สถาบันวิจัยวิทยาศาสตร์สาธารณสุข

National Institute of Health of Thailand

Diagnostic Tools for Leptospirosis in Thailand: Evaluation of Rapid Tests

Authors : Wimol Petkanchanapong*, Pathom Sawanpanyalert*, Pimjai Naigowit*, Scott Dowell**,****, Paul Levett****, Waralak Tangkanakul*****, Piyada Wangroongsarb*, Khanchit Limpakarnjanarat**,Wanna Wongjindan**,Saithip Sutthirattana**, and Tamara Fisk**,***

 

Affiliations :      *National Institute of Health, Ministry of Public Health, Thailand
**International Emerging Infections Program, Thailand
***Emory Univ. School of Medicine
****CDC, Atlanta, USA
***** Department of Disease Control, Ministry of Public Health, Thailand
 
Source:         Proceeding of. International Conference on Emerging Infectious Diseases, February 29 - March 3, 2004, Atlanta, GA
 
Language:     English
 
Abstract:
 
Leptospirosis presents as a non-specific febrile illness with clinical features similar to other tropical diseases. Early diagnosis of leptospirosis would allow clinicians to initiate effective therapy sooner in the course of illness. Although many kits are available for rapid testing in the acute setting, data on use of these tests in the field compared to gold standard testing are limited. As part of a prospective observational cohort of febrile illness patients in two areas of Thailand, acute and convalescent serum and acute urine samples were collected. At the rural hospitals, sera were tested with Panbio Multi-SDLST (MULTI) and Thailand NIH latex agglutination test (LAT). MAT testing of paired sera, the gold standard for diagnosis of leptospirosis, was performed at Thai NIH as was blinded repeat LAT testing of 88 samples. Urine samples were tested for leptospiral antigen using Leptodot.
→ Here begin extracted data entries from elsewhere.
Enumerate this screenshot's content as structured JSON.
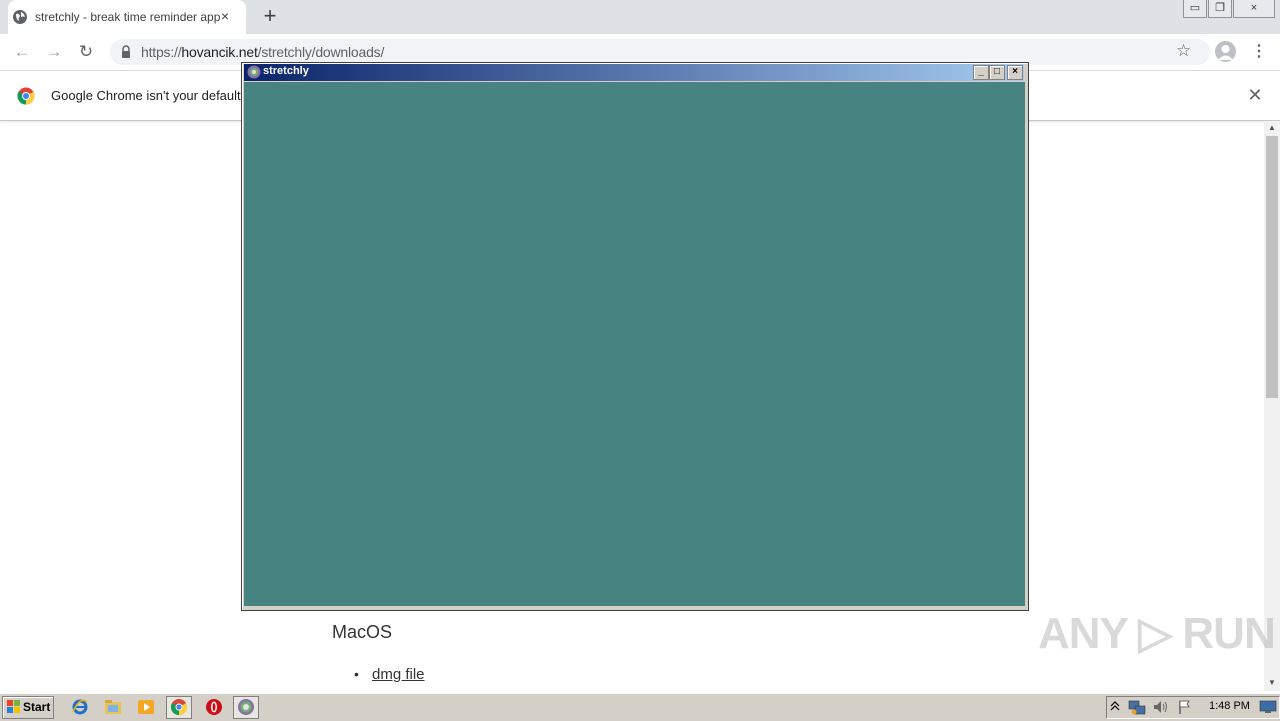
{
  "browser": {
    "tab": {
      "title": "stretchly - break time reminder app",
      "close_icon": "×"
    },
    "new_tab_icon": "+",
    "window_controls": {
      "minimize": "▭",
      "restore": "❐",
      "close": "×"
    },
    "nav": {
      "back": "←",
      "forward": "→",
      "reload": "↻"
    },
    "url": {
      "scheme": "https://",
      "host": "hovancik.net",
      "path": "/stretchly/downloads/"
    },
    "star_icon": "☆",
    "menu_icon": "⋮",
    "infobar": {
      "text": "Google Chrome isn't your default b",
      "close_icon": "✕"
    }
  },
  "page": {
    "heading": "MacOS",
    "bullet": "•",
    "link": "dmg file",
    "watermark": "ANY ▷ RUN",
    "scroll_up": "▲",
    "scroll_down": "▼"
  },
  "stretchly_window": {
    "title": "stretchly",
    "buttons": {
      "minimize": "_",
      "maximize": "□",
      "close": "×"
    },
    "client_color": "#478380"
  },
  "taskbar": {
    "start_label": "Start",
    "clock": "1:48 PM"
  },
  "colors": {
    "title_start": "#0a246a",
    "title_end": "#a6caf0",
    "chrome_frame": "#dee1e6"
  }
}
Paired sera from 749 febrile patients were tested using MAT. Sixty-six febrile patients had a four-fold rise by MAT. These patients had clinical evidence of leptospirosis (conjunctival suffusion in 24% compared to 7.2% of MAT – (<4x rise), p<0.01; elevated creatinine in 50% vs. 21%, p<0.01; elevated bilirubin in 26% vs. 9%, p<0.01) as well as compatible risk factors (water or mud exposure in 83% vs 49%, p<0.01; lower extremity cuts or abrasions in 42% vs. 25%, p=0.01). Sensitivity of rapid tests at the acute visit were as follows: MULTI 12%, LAT at hospital 6%, LAT at NIH 26%, Leptodot 20%. For the convalescent visit, sensitivity improved to 33% for LAT at the hospital, 78% at NIH, and73% for MULTI. MULTI and LAT were 91-94% specific at each visit at the hospitals. LAT at NIH was 57% specific and Leptodot was 90% specific. MAT testing identified patients with clinical findings and risk factors compatible with leptospirosis. No rapid test had very good sensitivity at the acute visit. Quality control is important for accuracy of rapid tests.